Mas o barco deu volta e breve se sumiu por detrás da ilha. Desfez-se o lindo quadro e Mr. Slang poz pé na realidade, donde o tirára o momentaneo "castagnetto". Aproveitei o ensejo para interpellal-o:

— Eu queria, Mr. Slang, conhecer as suas idéas sobre a revolução. Quem já viveu entre nós quarenta annos deve ter idéas assentes a respeito.

— Mr. Slang respondeu-me com a fleugma de um naturalista de cerebro ordenado á ingleza:

— As revoluções brasileiras, disse elle, incluem-se no quadro geral das endemias que assolam o paiz. Temos a opilação e a malaria na gente rural, e já tivemos a febre amarella na gente urbana.
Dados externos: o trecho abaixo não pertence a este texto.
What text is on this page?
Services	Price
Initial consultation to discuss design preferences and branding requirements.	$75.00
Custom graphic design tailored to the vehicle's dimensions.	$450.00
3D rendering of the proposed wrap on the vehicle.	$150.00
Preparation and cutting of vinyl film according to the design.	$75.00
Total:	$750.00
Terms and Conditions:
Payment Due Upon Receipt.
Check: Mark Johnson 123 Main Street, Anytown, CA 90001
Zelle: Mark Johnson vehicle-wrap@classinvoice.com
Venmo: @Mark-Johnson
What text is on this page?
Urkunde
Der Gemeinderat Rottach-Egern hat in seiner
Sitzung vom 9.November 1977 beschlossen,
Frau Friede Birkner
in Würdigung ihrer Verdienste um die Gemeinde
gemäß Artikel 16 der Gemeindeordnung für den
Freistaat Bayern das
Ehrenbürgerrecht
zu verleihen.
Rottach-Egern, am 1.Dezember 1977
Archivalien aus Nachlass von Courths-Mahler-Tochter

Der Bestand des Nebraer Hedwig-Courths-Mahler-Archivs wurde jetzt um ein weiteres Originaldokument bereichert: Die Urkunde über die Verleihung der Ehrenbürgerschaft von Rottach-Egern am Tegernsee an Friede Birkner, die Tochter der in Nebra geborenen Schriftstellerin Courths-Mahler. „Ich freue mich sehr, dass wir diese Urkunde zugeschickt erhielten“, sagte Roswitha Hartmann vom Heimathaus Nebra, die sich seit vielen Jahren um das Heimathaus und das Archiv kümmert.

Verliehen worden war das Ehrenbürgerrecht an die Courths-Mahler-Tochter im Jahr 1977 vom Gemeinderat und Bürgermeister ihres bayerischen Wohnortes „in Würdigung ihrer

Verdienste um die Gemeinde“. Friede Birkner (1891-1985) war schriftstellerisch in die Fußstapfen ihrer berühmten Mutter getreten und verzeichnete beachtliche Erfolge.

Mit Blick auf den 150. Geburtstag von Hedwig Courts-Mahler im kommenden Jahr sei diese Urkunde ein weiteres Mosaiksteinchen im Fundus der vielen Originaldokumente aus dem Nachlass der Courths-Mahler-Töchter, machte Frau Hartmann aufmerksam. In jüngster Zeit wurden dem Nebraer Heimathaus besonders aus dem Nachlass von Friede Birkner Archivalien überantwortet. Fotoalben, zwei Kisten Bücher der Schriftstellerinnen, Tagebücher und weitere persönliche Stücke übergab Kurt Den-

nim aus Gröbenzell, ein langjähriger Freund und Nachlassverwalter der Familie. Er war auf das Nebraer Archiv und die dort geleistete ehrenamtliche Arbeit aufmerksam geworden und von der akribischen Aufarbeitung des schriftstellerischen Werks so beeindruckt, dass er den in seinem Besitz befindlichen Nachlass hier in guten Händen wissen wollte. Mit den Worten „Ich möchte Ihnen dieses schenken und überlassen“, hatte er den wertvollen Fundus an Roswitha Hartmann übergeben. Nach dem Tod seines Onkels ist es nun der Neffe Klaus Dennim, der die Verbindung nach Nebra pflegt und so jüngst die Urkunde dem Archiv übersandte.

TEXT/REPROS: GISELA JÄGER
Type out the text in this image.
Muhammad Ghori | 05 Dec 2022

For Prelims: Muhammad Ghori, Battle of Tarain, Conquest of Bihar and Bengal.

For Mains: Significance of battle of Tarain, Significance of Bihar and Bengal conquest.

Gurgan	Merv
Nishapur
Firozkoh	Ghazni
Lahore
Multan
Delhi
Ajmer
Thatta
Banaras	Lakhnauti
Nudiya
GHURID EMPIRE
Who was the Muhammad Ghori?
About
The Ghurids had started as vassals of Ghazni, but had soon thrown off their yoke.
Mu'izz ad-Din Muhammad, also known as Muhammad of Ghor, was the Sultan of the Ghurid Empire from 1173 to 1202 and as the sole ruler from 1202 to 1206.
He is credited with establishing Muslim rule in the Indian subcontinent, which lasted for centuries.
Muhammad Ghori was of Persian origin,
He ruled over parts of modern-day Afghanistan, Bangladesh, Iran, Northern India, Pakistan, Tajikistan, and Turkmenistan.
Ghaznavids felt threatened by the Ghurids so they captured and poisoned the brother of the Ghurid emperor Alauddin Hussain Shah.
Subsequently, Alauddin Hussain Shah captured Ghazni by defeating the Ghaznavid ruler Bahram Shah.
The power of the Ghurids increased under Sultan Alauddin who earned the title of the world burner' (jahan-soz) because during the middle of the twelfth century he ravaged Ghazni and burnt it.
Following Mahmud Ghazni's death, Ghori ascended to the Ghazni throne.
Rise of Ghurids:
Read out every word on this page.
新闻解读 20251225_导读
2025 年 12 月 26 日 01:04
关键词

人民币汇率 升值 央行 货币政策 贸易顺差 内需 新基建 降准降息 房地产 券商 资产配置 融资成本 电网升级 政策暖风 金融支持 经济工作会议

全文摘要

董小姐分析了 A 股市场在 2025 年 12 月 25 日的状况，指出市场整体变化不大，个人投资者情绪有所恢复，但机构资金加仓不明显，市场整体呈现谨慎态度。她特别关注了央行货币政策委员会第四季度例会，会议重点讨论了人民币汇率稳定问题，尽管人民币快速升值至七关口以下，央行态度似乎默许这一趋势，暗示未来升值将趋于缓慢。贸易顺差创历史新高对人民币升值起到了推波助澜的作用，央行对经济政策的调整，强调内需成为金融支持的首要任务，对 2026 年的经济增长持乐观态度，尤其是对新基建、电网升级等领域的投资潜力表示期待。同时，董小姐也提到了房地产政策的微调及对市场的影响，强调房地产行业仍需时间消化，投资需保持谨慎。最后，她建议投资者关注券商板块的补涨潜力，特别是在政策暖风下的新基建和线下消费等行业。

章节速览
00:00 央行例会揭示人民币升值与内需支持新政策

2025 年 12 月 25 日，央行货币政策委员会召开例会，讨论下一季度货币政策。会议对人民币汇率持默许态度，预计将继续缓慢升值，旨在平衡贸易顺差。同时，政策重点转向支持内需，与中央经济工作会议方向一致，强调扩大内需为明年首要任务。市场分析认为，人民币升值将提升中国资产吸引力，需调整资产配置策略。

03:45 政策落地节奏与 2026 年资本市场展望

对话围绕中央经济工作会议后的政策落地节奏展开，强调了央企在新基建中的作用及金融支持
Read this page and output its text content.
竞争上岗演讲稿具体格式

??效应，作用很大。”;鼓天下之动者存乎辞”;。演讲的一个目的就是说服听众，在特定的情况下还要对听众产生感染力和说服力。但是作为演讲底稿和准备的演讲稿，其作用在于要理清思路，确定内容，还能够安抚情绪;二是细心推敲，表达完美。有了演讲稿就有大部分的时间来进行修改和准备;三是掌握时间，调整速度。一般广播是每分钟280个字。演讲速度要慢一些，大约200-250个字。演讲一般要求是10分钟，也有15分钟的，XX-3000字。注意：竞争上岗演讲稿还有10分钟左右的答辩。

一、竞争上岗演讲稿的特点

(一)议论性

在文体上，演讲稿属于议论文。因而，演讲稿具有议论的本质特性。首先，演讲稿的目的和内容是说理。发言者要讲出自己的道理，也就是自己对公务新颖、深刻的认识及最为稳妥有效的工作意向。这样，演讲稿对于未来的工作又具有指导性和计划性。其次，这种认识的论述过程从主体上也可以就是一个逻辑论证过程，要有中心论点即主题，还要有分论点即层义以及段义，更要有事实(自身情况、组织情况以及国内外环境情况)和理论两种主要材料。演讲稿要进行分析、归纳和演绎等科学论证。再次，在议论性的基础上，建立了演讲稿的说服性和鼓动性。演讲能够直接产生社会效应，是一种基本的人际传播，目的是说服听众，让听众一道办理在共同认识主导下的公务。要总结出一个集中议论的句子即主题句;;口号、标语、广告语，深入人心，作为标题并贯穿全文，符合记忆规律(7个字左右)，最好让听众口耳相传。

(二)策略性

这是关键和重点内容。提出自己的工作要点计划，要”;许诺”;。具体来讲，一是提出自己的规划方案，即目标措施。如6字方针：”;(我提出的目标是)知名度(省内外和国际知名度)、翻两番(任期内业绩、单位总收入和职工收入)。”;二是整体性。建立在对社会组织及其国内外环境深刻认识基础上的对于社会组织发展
A endemia revolucionaria é febre que dá na gente desgostosa, armada ou em situação de armar-se.

— Gente desgostosa? repeti, sem comprehender.

— Sim, gente revoltada contra a coisa unica que revolta o homem, a injustiça.

— Mas Mr. Slang já me deu como causa das revoluções a miseria...

— E que é a miseria sinão a consequencia ultima da injustiça distributiva de bens? A longa continuidade da injustiça leva o povo á miseria, e por fim a revoluções, ao molde da franceza de 89 ou da russa. Antes de chegar até lá, entretanto, e é este o caso do Brasil, provoca revoltas parciaes, sem forças para se alastrarem pelo paiz inteiro, e mais revoltas de grupos do que propriamente revoluções. Mas a origem é sempre a falta de justiça.

— Nesse caso o remedio contra os levantes periodicos não pode ser a repressão, adverti.

— A repressão, explicou Mr. Slang. vale apenas por cataplasma. Não cura. Não curou na Irlanda, não curou na Russia dos tzares. Não curou em parte nenhuma. Tenta combater uma febre do organismo, esquecida de que a febre é mero effeito de uma causa. Não deixa de ser contristadora esta generalizada inepcia de combater febres com emplastros, sem o menor exame das suas causas reaes. Vejo que bem merecem os homens as ironias do meu Bernard Shaw...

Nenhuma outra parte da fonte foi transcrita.